I have a confession to make: I believe I've been guilty of underestimating Pat Quinn.
I had my reasons; he's made some strange comments in recent interviews, dislikes line matching, and I'll also admit that many of the people who are most enthusiastic about his joining the team are the sort of people who view the game from a radically different angle than myself.
Vic Ferrari made a comment in a recent post of his about a website called ASAP Sports, which is a treasure trove of information. For those interested, it has a variety of quotes from Pat Quinn during his time in Toronto. I'm going to be exploring them, a little bit at a time.
It wasn't just the quotes that helped change my mind about Quinn. I've been trying to read and learn more about him, because I have to confess that my knowledge of his work is limited; I'm simply not old enough to have a real first-hand feel for the man.

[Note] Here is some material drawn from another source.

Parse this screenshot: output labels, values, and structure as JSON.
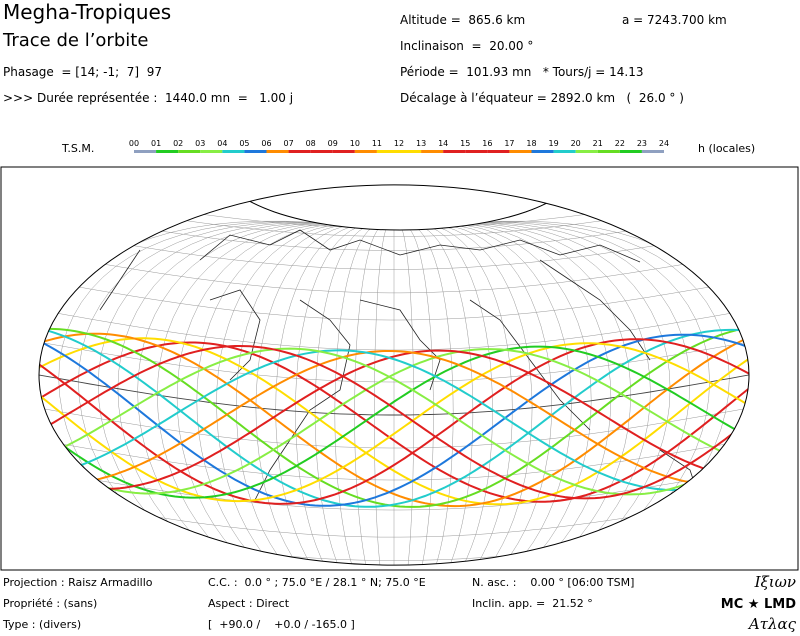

This article is instructive. We learn that Quinn earned a bachelor's degree in economics while playing for Vancouver. We also learn that he earned his law degree in between coaching gigs. These are non-trivial things; stupid men don't earn degrees while playing in the NHL, and stupid men don't get law degrees in between coaching jobs. We can say something else, too: men without tremendous amounts of drive do not do such things. Intelligence and drive are a fine combination for a man in a position of responsibility with a hockey team.

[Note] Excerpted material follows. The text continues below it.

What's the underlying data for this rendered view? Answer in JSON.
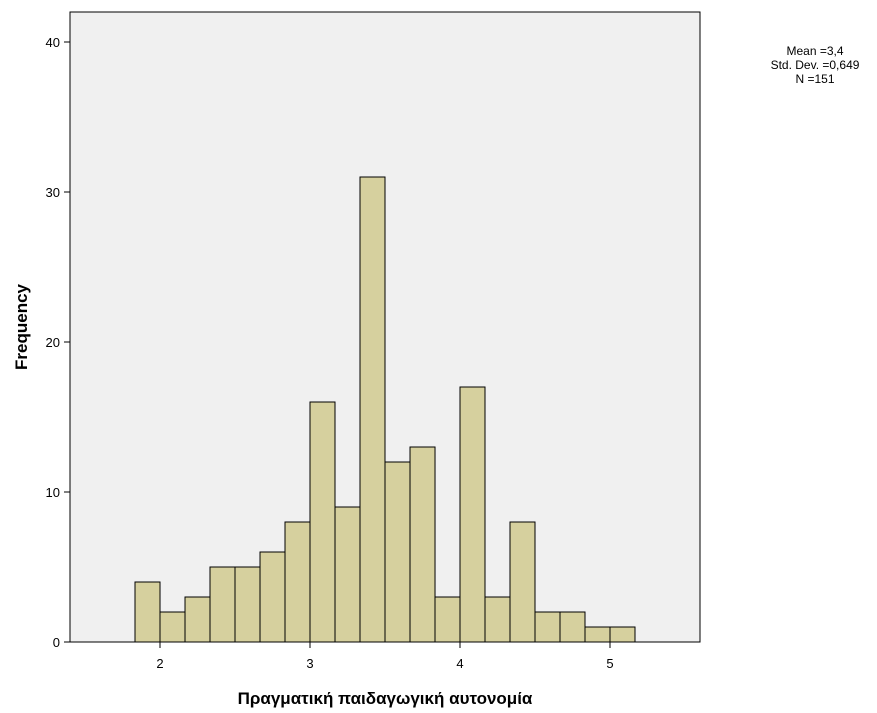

Some here may recall the Detroit/Carolina final back in 2002; I was cheering for Carolina because I am (and likely always will be) a big Arturs Irbe fan, and while I can admit respect for his incredible abilities I've always rather disliked Dominik Hasek. In any case, before Carolina advanced they played a very good, very injury-stricken Maple Leafs team - a team that featured Alyn McCauley as its first line centre due to the loss of Mats Sundin. I also recall Pat Quinn suffering from a heart condition of some sort, and missing at least one game. Assistant coach Rick Ley stood in for him.
When Quinn returned, he was asked about Ley. Here's the exchange:
Q. Can you comment on the job that Rick did in your absence overall?
COACH QUINN: They are good coaches. Proud to be working with them.
Q. Similar styles, you and Rick?
COACH QUINN: I don't imagine so. I think we are different people. Styles where? Behind the bench? During the game? That's the only place where it turns out majorly different. No, we are different guys, different place, different time.
I like that comment. I like it in particular coming from a man who will spend next season with Tom Renney - a line matcher and a guy who seems to thrive on territorial use of certain lines - as his assistant coach.